24 years have passed, but often it feels like no time has passed at all. As a kid, I felt the world around me crumbling, but I just couldn’t understand what it meant or how it would impact my life. I felt the loss every day growing up in both the big moments and small. Having family dinners every night with one newly empty seat – I felt that. Going to my friends houses for sleepovers and meeting both of their parents – I felt that. Attending family gatherings knowing we were missing someone so important – I felt that.
It all felt so personal to me. Yet, more often than not, I got questions from new faces and strangers asking about my experience. My doctors, my teachers, and new people I met all over asked me about losing my father.
“Wow. How old were you?”
“I can’t imagine what that must have been like for your family.”
“I knew someone that worked there, but luckily he wasn’t at work that day.”
“You must have been too young to remember anything.”
For years, the questions and the comments bothered me. I would always leave these conversations perplexed – why did anyone think it was okay to ask me about something so personal, so tragic? Why is everyone so interested in my father’s passing, and so comfortable talking to me about it? 24 years later I still get many of the same questions.
But it wasn’t until recently that it clicked. It wasn’t about me.
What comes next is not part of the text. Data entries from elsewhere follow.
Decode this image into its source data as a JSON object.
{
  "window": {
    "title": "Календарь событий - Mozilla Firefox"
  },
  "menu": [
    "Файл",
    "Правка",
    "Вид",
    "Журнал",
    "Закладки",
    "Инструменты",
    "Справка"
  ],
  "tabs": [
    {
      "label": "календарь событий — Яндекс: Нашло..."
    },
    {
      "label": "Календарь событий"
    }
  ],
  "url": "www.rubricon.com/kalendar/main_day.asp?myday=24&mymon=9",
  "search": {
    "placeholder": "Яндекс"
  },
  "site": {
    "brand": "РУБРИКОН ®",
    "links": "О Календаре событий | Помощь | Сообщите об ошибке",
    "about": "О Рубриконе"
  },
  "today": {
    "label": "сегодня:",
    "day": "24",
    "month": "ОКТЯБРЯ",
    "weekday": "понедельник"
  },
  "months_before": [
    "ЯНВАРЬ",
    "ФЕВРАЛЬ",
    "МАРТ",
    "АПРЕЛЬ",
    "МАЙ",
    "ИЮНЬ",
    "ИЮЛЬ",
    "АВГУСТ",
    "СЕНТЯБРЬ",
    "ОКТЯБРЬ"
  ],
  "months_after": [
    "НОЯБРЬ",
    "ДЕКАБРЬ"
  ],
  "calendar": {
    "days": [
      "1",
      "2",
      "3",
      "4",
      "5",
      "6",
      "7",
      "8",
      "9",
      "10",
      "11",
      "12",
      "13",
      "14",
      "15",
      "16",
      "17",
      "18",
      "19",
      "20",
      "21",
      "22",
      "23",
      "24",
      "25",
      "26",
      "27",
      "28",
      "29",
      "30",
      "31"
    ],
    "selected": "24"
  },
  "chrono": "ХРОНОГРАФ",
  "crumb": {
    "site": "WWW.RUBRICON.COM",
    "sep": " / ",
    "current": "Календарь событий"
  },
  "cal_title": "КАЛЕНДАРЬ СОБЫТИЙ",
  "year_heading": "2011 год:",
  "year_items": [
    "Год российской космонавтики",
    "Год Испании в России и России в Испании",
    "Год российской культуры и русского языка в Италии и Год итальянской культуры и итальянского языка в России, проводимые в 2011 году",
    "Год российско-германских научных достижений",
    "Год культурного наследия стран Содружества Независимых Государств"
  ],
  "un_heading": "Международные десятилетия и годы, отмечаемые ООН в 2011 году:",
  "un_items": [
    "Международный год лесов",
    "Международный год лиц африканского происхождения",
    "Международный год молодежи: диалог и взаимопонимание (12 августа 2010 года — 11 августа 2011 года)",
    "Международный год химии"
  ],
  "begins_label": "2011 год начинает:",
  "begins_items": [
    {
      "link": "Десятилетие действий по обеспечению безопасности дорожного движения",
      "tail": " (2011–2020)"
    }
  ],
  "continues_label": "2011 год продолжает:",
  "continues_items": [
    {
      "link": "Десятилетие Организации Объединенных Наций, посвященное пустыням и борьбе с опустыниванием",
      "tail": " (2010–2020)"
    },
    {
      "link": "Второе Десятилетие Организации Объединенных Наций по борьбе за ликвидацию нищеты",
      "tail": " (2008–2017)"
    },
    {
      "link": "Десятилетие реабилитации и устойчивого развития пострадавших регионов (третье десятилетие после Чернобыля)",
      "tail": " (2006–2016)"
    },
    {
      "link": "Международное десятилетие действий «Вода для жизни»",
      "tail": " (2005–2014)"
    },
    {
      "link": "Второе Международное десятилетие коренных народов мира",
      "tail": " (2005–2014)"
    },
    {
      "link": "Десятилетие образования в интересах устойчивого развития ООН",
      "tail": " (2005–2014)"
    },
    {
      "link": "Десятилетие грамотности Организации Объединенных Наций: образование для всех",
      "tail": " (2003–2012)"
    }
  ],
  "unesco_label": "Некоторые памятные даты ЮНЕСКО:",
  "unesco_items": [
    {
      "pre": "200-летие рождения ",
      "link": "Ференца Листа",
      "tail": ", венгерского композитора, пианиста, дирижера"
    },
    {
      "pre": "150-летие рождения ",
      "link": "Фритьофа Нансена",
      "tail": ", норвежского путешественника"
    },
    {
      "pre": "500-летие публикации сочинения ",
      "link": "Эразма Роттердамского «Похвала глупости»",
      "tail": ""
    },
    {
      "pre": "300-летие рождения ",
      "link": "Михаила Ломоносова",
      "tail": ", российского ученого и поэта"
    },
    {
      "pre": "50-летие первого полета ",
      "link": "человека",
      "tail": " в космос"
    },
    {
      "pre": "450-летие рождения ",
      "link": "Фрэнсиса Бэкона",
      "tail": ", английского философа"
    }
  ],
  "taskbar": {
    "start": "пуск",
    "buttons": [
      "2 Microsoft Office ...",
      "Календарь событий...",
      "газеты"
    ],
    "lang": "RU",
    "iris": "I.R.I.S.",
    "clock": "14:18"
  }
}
Thousands of New Jerseyans across this state lost someone – their neighbor’s husband never came back home; their brother that worked in the North Tower never even had the chance to call his wife to say he wasn’t going to make it; or they knew a firefighter that went into the building as a hero, and never came out.
People weren’t just asking me to learn about my experience, but to share theirs. We all went through this tragedy together. As personal as it was for me, it wasn’t just mine. Thousands of people across this state felt the impact and the heartache. My life was changed forever, and so was theirs.
We ask people about their lives sometimes not just to learn about theirs, but to connect with our own. In times of tragedy we look for comfort in others and in our community. We long for togetherness and connection to make the really really bad in life feel not so alone.
I’m so fortunate that people have asked me about my father and to share my experience with 9/11. Every time I get asked a question about that day, I get to live on in his memory. I get to share everything he brought into this world – his kindness, his generosity, his sense of humor, and how much love he gave and how much he was loved. He only had 37 years to experience his life, and I have the rest of mine to share it.
I hope when we reflect on 9/11 and tragic events like that day, we also take it as an opportunity to realize we need each other. We need each other to celebrate our wins and our victories, and we really need each other to mourn our tragedies. 24 years later, and I hope we all reach out to someone today, impacted by this tragedy or another, and let them know – they are not alone. They are never alone. We are in this life, through the good and bad, together.
Theresa Furmato Velardi’s father, Paul James Furmato, was a trader and a vice president at Cantor Fitzgerald in the World Trade Center on September 11, 2001.